Together, we aim to develop AI models to accurately classify ambiguous melanocytic lesions without the need for molecular testing.'
We have the pipeline working, a second dataset curated, and a primary dataset soon-to-be collected. A DTA with Lyon is signed, and we expect to receive additional > 400 cases of Spitz lesion to enrich our data set for training and validation of our AI model to predict the diagnosis and genetic alteration in (difficult to diagnose) melanocytic tumors based only on H&E stained slides, i.e., the primary aim of this project.
We have already collected the intended number of cases for phase 1, the training cohort, and phase 2, the internal validation cohort of the project. The cases in the first cohort are already fully characterized with all clinical and molecular data available in an SPSS file. For the cases in phase 2 we intend to import all these data within the upcoming months.
For the AI development we are currently curating a separate dataset of approximately 28.000 melanocytic lesions form the UMCU, derived from 2013-2020.
Simultaneously with the assembly of our datasets, we are establising a streamlined process that facilitates effortless large-scale model training and assessment, tailored to accomodate our extensive collection of melanocytic lesion data.
This pipeline includes software implementations for streaming the image data to the High Performance Computing (HPC) cluster, loading images with different filetypes using a unified interface, preprocessing the images at a lower magnification by segmenting the tissue cross-sections as well as pen markings, and tessellating the tissue regions to create image tiles, which serve as the input for the AI model. For the segmentation step, we have trained a separate model based on manual annotations which were acquired using a custom software tool.
Since the beginning of August 2022, we have started an effort to curate a second, internal dataset of whole slide images with corresponding clinical reports from cutaneous melanocytic lesions. This dataset consists of approximately 28.000 unique specimens, acquired between January 2013 and December 2020 at the Department of Pathology, of the University Medical Center in Utrecht. In contrast to the primary dataset with only ambiguous lesions, this collection includes many lesions that are clearly benign or malignant. Whereas the oldest specimens were diagnosed based on hematoxylin and eosin (H&E) stained slides only, immunohistochemical staining and molecular analysis have additionally been used for diagnosis in more recent years.
We have finished the case selection and correction steps for the second dataset, and are currently in the process of quality assurance with respect to the provided diagnoses. The next curation steps will include the selection of relevant slides and tissue annotation, for which we have already developed custom software tools.
The intended purpose of the second dataset is twofold:
- Firstly, to facilitate the development of a more widely applicable AI model for diagnosis.

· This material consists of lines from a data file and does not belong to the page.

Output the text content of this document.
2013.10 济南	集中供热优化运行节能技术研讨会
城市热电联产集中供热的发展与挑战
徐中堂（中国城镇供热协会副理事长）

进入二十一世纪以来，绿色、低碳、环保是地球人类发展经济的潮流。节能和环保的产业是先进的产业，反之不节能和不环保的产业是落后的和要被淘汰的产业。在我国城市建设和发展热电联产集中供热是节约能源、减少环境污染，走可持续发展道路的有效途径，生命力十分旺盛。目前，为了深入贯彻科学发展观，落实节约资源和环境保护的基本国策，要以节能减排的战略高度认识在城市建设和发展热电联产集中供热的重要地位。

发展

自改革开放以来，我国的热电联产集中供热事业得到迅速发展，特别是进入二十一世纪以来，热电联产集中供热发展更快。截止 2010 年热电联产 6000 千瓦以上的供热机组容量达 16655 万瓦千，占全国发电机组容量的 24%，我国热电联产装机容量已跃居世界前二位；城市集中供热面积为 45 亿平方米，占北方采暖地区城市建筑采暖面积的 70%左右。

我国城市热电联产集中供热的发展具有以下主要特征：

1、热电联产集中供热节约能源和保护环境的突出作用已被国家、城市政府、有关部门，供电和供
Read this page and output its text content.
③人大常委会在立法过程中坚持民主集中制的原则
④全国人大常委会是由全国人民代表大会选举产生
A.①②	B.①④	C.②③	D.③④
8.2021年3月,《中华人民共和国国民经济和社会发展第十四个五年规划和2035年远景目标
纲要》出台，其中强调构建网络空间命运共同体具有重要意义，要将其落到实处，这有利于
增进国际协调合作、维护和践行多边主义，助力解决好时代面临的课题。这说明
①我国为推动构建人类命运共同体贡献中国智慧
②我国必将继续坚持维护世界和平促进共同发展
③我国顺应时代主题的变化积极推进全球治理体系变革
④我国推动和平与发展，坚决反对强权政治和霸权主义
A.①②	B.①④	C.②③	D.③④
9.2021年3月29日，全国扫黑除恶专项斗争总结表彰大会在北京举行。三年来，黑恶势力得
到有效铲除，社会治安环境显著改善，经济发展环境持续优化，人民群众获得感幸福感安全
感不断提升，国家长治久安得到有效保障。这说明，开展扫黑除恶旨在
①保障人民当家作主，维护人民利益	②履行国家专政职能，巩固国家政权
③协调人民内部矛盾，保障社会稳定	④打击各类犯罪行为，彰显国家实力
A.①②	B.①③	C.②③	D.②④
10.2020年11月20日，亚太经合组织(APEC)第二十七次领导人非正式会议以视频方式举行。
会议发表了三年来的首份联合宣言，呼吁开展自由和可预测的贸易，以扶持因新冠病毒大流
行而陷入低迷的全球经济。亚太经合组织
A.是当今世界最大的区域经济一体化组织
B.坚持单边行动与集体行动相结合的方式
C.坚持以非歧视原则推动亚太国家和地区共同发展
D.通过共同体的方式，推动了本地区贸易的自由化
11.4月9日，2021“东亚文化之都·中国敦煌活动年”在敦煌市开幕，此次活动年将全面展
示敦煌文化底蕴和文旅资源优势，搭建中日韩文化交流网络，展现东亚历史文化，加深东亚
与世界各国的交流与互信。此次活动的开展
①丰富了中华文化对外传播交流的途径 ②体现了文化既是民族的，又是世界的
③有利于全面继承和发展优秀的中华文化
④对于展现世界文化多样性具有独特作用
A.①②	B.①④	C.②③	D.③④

Such a model could, after careful validation, provide benefit as a tool for triaging or possibly as a second opinion for all melanocytic lesions.
- Secondly, to enhance the training set for the development of an AI model to predict genomic mutations based only on H&E stained slides, i.e., the primary aim of this project. Despite the lack of information about genomic mutations for most of these specimens, the available images alone can add value by using a model training procedure known as self-supervised learning. The advantage of this approach was for example demonstrated in recent work (1), where an AI model was first trained on a pan-cancer whole slide image dataset to learn a large variety of image patterns, followed by training on a smaller dataset for a specialized task. In effect we are aiming to build a foundational model for histopathology of melanocytic lesions that will serve as the basis for a wide range of diagnostic and prognostic models (one of the secondary aims of this project). After the second dataset has been curated, we plan to start the development of separate AI models for prediction of diagnoses and genetic mutations in (ambiguous) melanocytic lesions.